Microsoft a annoncé, lundi 6 juillet 2026, son intention de supprimer 4 800 postes, soit environ 2,1 % de l’ensemble de ses effectifs à l’échelle mondiale.
Cette mesure s’inscrit dans le cadre d’une restructuration de certaines parties des activités de l’entreprise, notamment les ventes commerciales et la division « Xbox » spécialisée dans les jeux vidéo.
La restructuration du secteur des jeux vidéo entraînera la suppression d’environ 3 200 postes, dont 1 600 ont été supprimés dès l’annonce de la décision, le reste des suppressions devant être mis en œuvre au cours de la période à venir.

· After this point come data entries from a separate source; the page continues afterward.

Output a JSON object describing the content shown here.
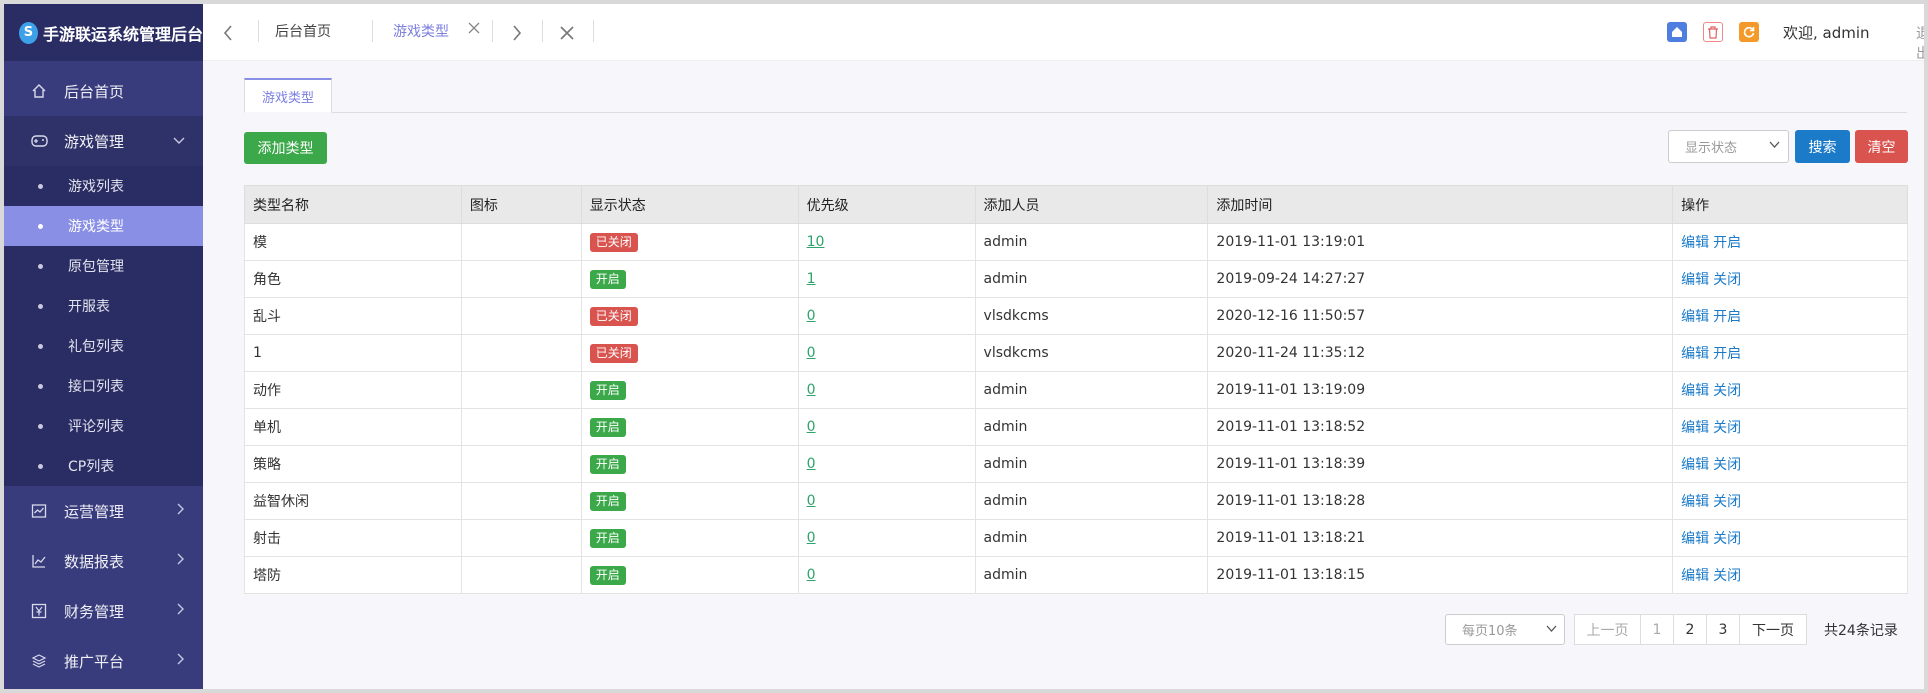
{
  "app": {
    "title": "手游联运系统管理后台"
  },
  "sidebar": {
    "top_items": [
      {
        "label": "后台首页",
        "icon": "home-icon"
      },
      {
        "label": "游戏管理",
        "icon": "gamepad-icon"
      }
    ],
    "sub_items": [
      "游戏列表",
      "游戏类型",
      "原包管理",
      "开服表",
      "礼包列表",
      "接口列表",
      "评论列表",
      "CP列表"
    ],
    "active_sub": "游戏类型",
    "bottom_items": [
      {
        "label": "运营管理",
        "icon": "chart-box-icon"
      },
      {
        "label": "数据报表",
        "icon": "line-chart-icon"
      },
      {
        "label": "财务管理",
        "icon": "yen-icon"
      },
      {
        "label": "推广平台",
        "icon": "layers-icon"
      }
    ]
  },
  "topbar": {
    "tab_home": "后台首页",
    "tab_active": "游戏类型",
    "welcome": "欢迎, admin",
    "logout": "退出"
  },
  "content": {
    "tab_label": "游戏类型",
    "add_button": "添加类型",
    "status_placeholder": "显示状态",
    "search_button": "搜索",
    "clear_button": "清空"
  },
  "table": {
    "headers": [
      "类型名称",
      "图标",
      "显示状态",
      "优先级",
      "添加人员",
      "添加时间",
      "操作"
    ],
    "rows": [
      {
        "name": "模",
        "status": "已关闭",
        "status_on": false,
        "priority": "10",
        "user": "admin",
        "time": "2019-11-01 13:19:01",
        "edit": "编辑",
        "toggle": "开启"
      },
      {
        "name": "角色",
        "status": "开启",
        "status_on": true,
        "priority": "1",
        "user": "admin",
        "time": "2019-09-24 14:27:27",
        "edit": "编辑",
        "toggle": "关闭"
      },
      {
        "name": "乱斗",
        "status": "已关闭",
        "status_on": false,
        "priority": "0",
        "user": "vlsdkcms",
        "time": "2020-12-16 11:50:57",
        "edit": "编辑",
        "toggle": "开启"
      },
      {
        "name": "1",
        "status": "已关闭",
        "status_on": false,
        "priority": "0",
        "user": "vlsdkcms",
        "time": "2020-11-24 11:35:12",
        "edit": "编辑",
        "toggle": "开启"
      },
      {
        "name": "动作",
        "status": "开启",
        "status_on": true,
        "priority": "0",
        "user": "admin",
        "time": "2019-11-01 13:19:09",
        "edit": "编辑",
        "toggle": "关闭"
      },
      {
        "name": "单机",
        "status": "开启",
        "status_on": true,
        "priority": "0",
        "user": "admin",
        "time": "2019-11-01 13:18:52",
        "edit": "编辑",
        "toggle": "关闭"
      },
      {
        "name": "策略",
        "status": "开启",
        "status_on": true,
        "priority": "0",
        "user": "admin",
        "time": "2019-11-01 13:18:39",
        "edit": "编辑",
        "toggle": "关闭"
      },
      {
        "name": "益智休闲",
        "status": "开启",
        "status_on": true,
        "priority": "0",
        "user": "admin",
        "time": "2019-11-01 13:18:28",
        "edit": "编辑",
        "toggle": "关闭"
      },
      {
        "name": "射击",
        "status": "开启",
        "status_on": true,
        "priority": "0",
        "user": "admin",
        "time": "2019-11-01 13:18:21",
        "edit": "编辑",
        "toggle": "关闭"
      },
      {
        "name": "塔防",
        "status": "开启",
        "status_on": true,
        "priority": "0",
        "user": "admin",
        "time": "2019-11-01 13:18:15",
        "edit": "编辑",
        "toggle": "关闭"
      }
    ]
  },
  "pagination": {
    "page_size": "每页10条",
    "prev": "上一页",
    "pages": [
      "1",
      "2",
      "3"
    ],
    "next": "下一页",
    "total": "共24条记录"
  },
  "colors": {
    "sidebar_bg": "#383c7c",
    "accent": "#8a8fe6",
    "success": "#3ba84a",
    "danger": "#d9534f",
    "primary": "#1b7bc9"
  }
}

Par ces mesures, Microsoft cherche à améliorer la rentabilité de ses activités dans le domaine des jeux vidéo, après des années d’investissements massifs dans ce secteur, notamment le rachat de la société « Activision Blizzard ».
La société prévoit également de se séparer de cinq studios au maximum appartenant à sa division jeux vidéo, dans le cadre d’un plan visant à réduire ses coûts d’exploitation et à réorganiser son portefeuille d’investissements.

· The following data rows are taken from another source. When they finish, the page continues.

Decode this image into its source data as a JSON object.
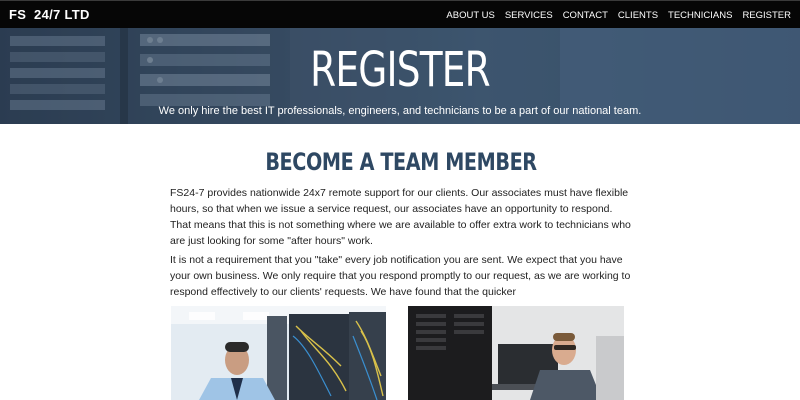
{
  "navbar": {
    "brand": "FS  24/7 LTD",
    "links": [
      "ABOUT US",
      "SERVICES",
      "CONTACT",
      "CLIENTS",
      "TECHNICIANS",
      "REGISTER"
    ]
  },
  "hero": {
    "title": "REGISTER",
    "subtitle": "We only hire the best IT professionals, engineers, and technicians to be a part of our national team."
  },
  "main": {
    "heading": "BECOME A TEAM MEMBER",
    "paragraphs": [
      "FS24-7 provides nationwide 24x7 remote support for our clients. Our associates must have flexible hours, so that when we issue a service request, our associates have an opportunity to respond. That means that this is not something where we are available to offer extra work to technicians who are just looking for some \"after hours\" work.",
      "It is not a requirement that you \"take\" every job notification you are sent. We expect that you have your own business. We only require that you respond promptly to our request, as we are working to respond effectively to our clients' requests. We have found that the quicker"
    ]
  },
  "colors": {
    "navbar_bg": "#060606",
    "hero_bg": "#3a4e66",
    "heading": "#2e4863",
    "body_text": "#222222"
  }
}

Il est prévu que les studios « Composition Games » et « Double Fine Productions » deviennent deux sociétés indépendantes, tandis que d’autres studios seront dissociés du groupe ou feront l’objet d’un transfert de propriété.
La division « Xbox » subit une pression croissante pour améliorer ses marges bénéficiaires et stimuler sa croissance, face à la forte concurrence exercée par les plateformes de jeux vidéo de Sony et de Nintendo.
Ces réductions interviennent alors que Microsoft continue d’investir massivement dans l’intelligence artificielle et dans l’extension de ses centres de données et de son infrastructure cloud.
L’entreprise a souligné que la décision de licencier des employés ne signifiait pas qu’ils seraient directement remplacés par des technologies d’intelligence artificielle, mais s’inscrivait dans le cadre d’une réaffectation des ressources et d’une adaptation des structures organisationnelles en fonction de ses nouvelles priorités.
Microsoft rejoint ainsi plusieurs grandes entreprises technologiques qui ont récemment annoncé une réduction de leurs effectifs, parallèlement à une augmentation des dépenses consacrées aux infrastructures d’intelligence artificielle.